C'est une journée qui restera sans nul doute dans les mémoires de nombreux internautes américains. Ce mercredi 18 janvier, de nombreux sites web vont interrompre ou perturber leur accès afin de manifester leur désaccord envers deux projets de loi (SOPA et PIPA) actuellement examinés par le congrès des États-Unis. C'est notamment le cas de Google, qui se tient aux côtés des opposants. 

Le géant de la recherche affiche en effet sur sa page d'accueil américaine un lien invitant les internautes à avertir les membres du congrès de ne pas censurer le web. Il est alors expliqué que "des millions d'Américains s'opposent à PIPA et SOPA parce que ces lois vont conduire à la censure d'Internet et au ralentissement de la croissance économique aux États-Unis". 

Le mode d'action choisi par Google est, en comparaison, nettement plus mesuré que celui de Wikipédia, qui se mobilise aussi contre les deux projets de loi. Le géant du net se limite à un simple lien, là où la version anglophone de l'encyclopédie interrompt complètement son service. En effet, les dirigeants et les contributeurs ont collectivement décidé de fermer les portes du site pendant 24 heures. 

Google est cependant le premier site web visité au monde et il est certain que ce lien sera vu et suivi par de très nombreux internautes. Toute la question sera néanmoins de savoir combien de ces curieux vont véritablement agir, en envoyant un courrier électronique ou en téléphonant à leurs élus. Car la protestation en ligne et la simple installation d'une bannière noire ne suffiront sans doute pas.

Par la même occasion, Google veut également éviter que son opposition politique, aussi importante soit-elle, ne vienne affecter le bon déroulement de ses affaires. Le géant de la recherche, qui contrôle près de deux tiers de la recherche aux USA, n'a aucune envie de pousser les utilisateurs à se rendre sur un autre moteur de recherche parce que Google aurait baissé le rideau pendant 12 ou 24 heures. 

Cela étant, l'opposition de Google ne se limite pas à la seule protestation médiatique. Le géant du web, grâce à ses moyens financiers colossaux, a également la capacité d'agir en coulisses en dépêchant des lobbyistes à Washington. Cela est d'autant plus vrai que l'entreprise américaine a augmenté l'an dernier de 40 % ses dépenses destinées à défendre ses intérêts auprès de la classe politique. 

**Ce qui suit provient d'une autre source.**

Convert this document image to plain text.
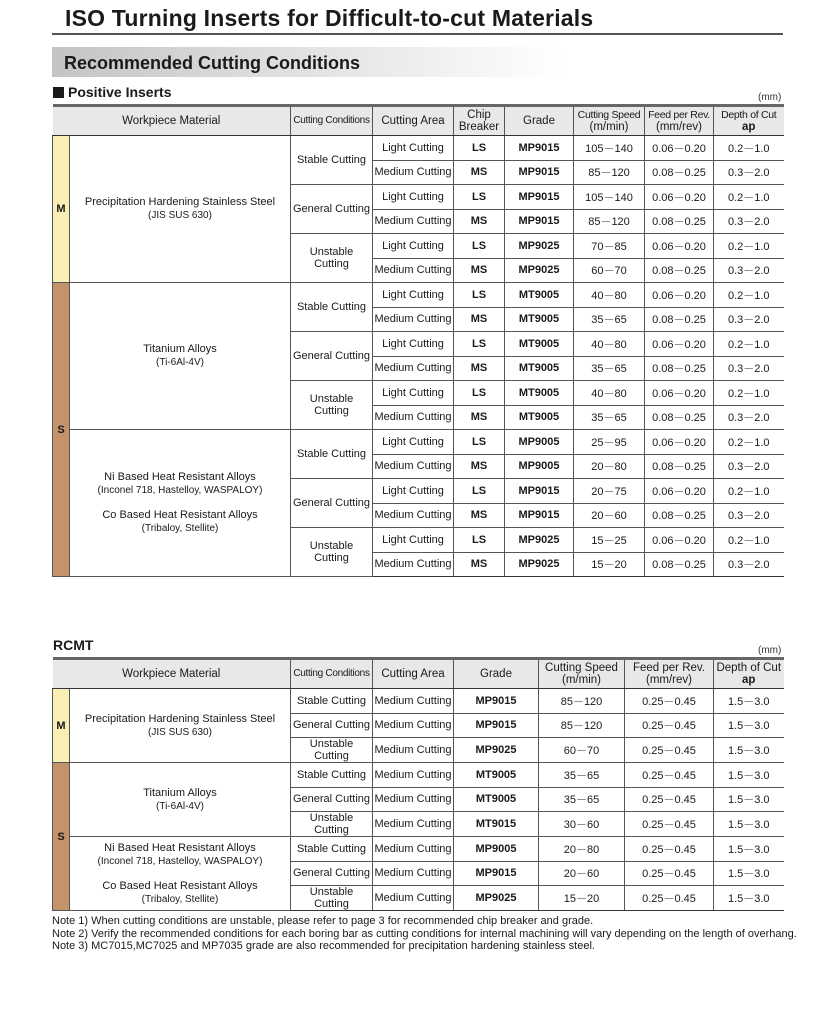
ISO Turning Inserts for Difficult-to-cut Materials
Recommended Cutting Conditions
Positive Inserts	(mm)
Workpiece Material		Cutting Conditions	Cutting Area	Chip
Breaker	Grade	Cutting Speed
(m/min)	Feed per Rev.
(mm/rev)	Depth of Cut
ap
M	Precipitation Hardening Stainless Steel
(JIS SUS 630)	Stable Cutting	Light Cutting	LS	MP9015	105－140	0.06－0.20	0.2－1.0
			Medium Cutting	MS	MP9015	85－120	0.08－0.25	0.3－2.0
		General Cutting	Light Cutting	LS	MP9015	105－140	0.06－0.20	0.2－1.0
			Medium Cutting	MS	MP9015	85－120	0.08－0.25	0.3－2.0
		Unstable Cutting	Light Cutting	LS	MP9025	70－85	0.06－0.20	0.2－1.0
			Medium Cutting	MS	MP9025	60－70	0.08－0.25	0.3－2.0
S	Titanium Alloys
(Ti-6Al-4V)	Stable Cutting	Light Cutting	LS	MT9005	40－80	0.06－0.20	0.2－1.0
			Medium Cutting	MS	MT9005	35－65	0.08－0.25	0.3－2.0
		General Cutting	Light Cutting	LS	MT9005	40－80	0.06－0.20	0.2－1.0
			Medium Cutting	MS	MT9005	35－65	0.08－0.25	0.3－2.0
		Unstable Cutting	Light Cutting	LS	MT9005	40－80	0.06－0.20	0.2－1.0
			Medium Cutting	MS	MT9005	35－65	0.08－0.25	0.3－2.0
	Ni Based Heat Resistant Alloys
(Inconel 718, Hastelloy, WASPALOY)
Co Based Heat Resistant Alloys
(Tribaloy, Stellite)	Stable Cutting	Light Cutting	LS	MP9005	25－95	0.06－0.20	0.2－1.0
			Medium Cutting	MS	MP9005	20－80	0.08－0.25	0.3－2.0
		General Cutting	Light Cutting	LS	MP9015	20－75	0.06－0.20	0.2－1.0
			Medium Cutting	MS	MP9015	20－60	0.08－0.25	0.3－2.0
		Unstable Cutting	Light Cutting	LS	MP9025	15－25	0.06－0.20	0.2－1.0
			Medium Cutting	MS	MP9025	15－20	0.08－0.25	0.3－2.0
RCMT	(mm)
Workpiece Material		Cutting Conditions	Cutting Area	Grade	Cutting Speed
(m/min)	Feed per Rev.
(mm/rev)	Depth of Cut
ap
M	Precipitation Hardening Stainless Steel
(JIS SUS 630)	Stable Cutting	Medium Cutting	MP9015	85－120	0.25－0.45	1.5－3.0
		General Cutting	Medium Cutting	MP9015	85－120	0.25－0.45	1.5－3.0
		Unstable Cutting	Medium Cutting	MP9025	60－70	0.25－0.45	1.5－3.0
S	Titanium Alloys
(Ti-6Al-4V)	Stable Cutting	Medium Cutting	MT9005	35－65	0.25－0.45	1.5－3.0
		General Cutting	Medium Cutting	MT9005	35－65	0.25－0.45	1.5－3.0
		Unstable Cutting	Medium Cutting	MT9015	30－60	0.25－0.45	1.5－3.0
	Ni Based Heat Resistant Alloys
(Inconel 718, Hastelloy, WASPALOY)
Co Based Heat Resistant Alloys
(Tribaloy, Stellite)	Stable Cutting	Medium Cutting	MP9005	20－80	0.25－0.45	1.5－3.0
		General Cutting	Medium Cutting	MP9015	20－60	0.25－0.45	1.5－3.0
		Unstable Cutting	Medium Cutting	MP9025	15－20	0.25－0.45	1.5－3.0
Note 1) When cutting conditions are unstable, please refer to page 3 for recommended chip breaker and grade.
Note 2) Verify the recommended conditions for each boring bar as cutting conditions for internal machining will vary depending on the length of overhang.
Note 3) MC7015,MC7025 and MP7035 grade are also recommended for precipitation hardening stainless steel.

"Comme de nombreuses entreprises, entrepreneurs et internautes, nous sommes opposés à ces lois parce qu'il existe des moyens intelligents et précis de fermer les sites pirates étrangers sans avoir besoin de demander aux firmes américaines de censurer Internet" a déclaré à CNET un porte-parole de la firme. "Nous nous joignons donc à de nombreuses autres entreprises pour mettre en lumière ce problème". 

Google et Wikipédia ne sont pas les seuls sites à modifier leur page d'accueil. Selon la liste établie par SOPA Strike, nous retrouvons également la participation de la fondation Mozilla, de WordPress, de Reddit, de Flickr, d'Internet Archive, de l'Electronic Frontier Foundation, de Michael Moore, d'Open Congress, de MineCraft et TwitPic.

Il y a cependant de nombreuses autres firmes opposées à SOPA et PIPA, comme le rappelle Google sur une autre page : AOL, Boing Boing, Creative Commons, eBay, Facebook, Foursquare, Kaspersky Lab, LinkedIn, Pastebin, PayPal, Techdirt, Torrentfreak, Tumblr, Twitter, Vimeo ou encore Yahoo, pour ne citer que les plus connus.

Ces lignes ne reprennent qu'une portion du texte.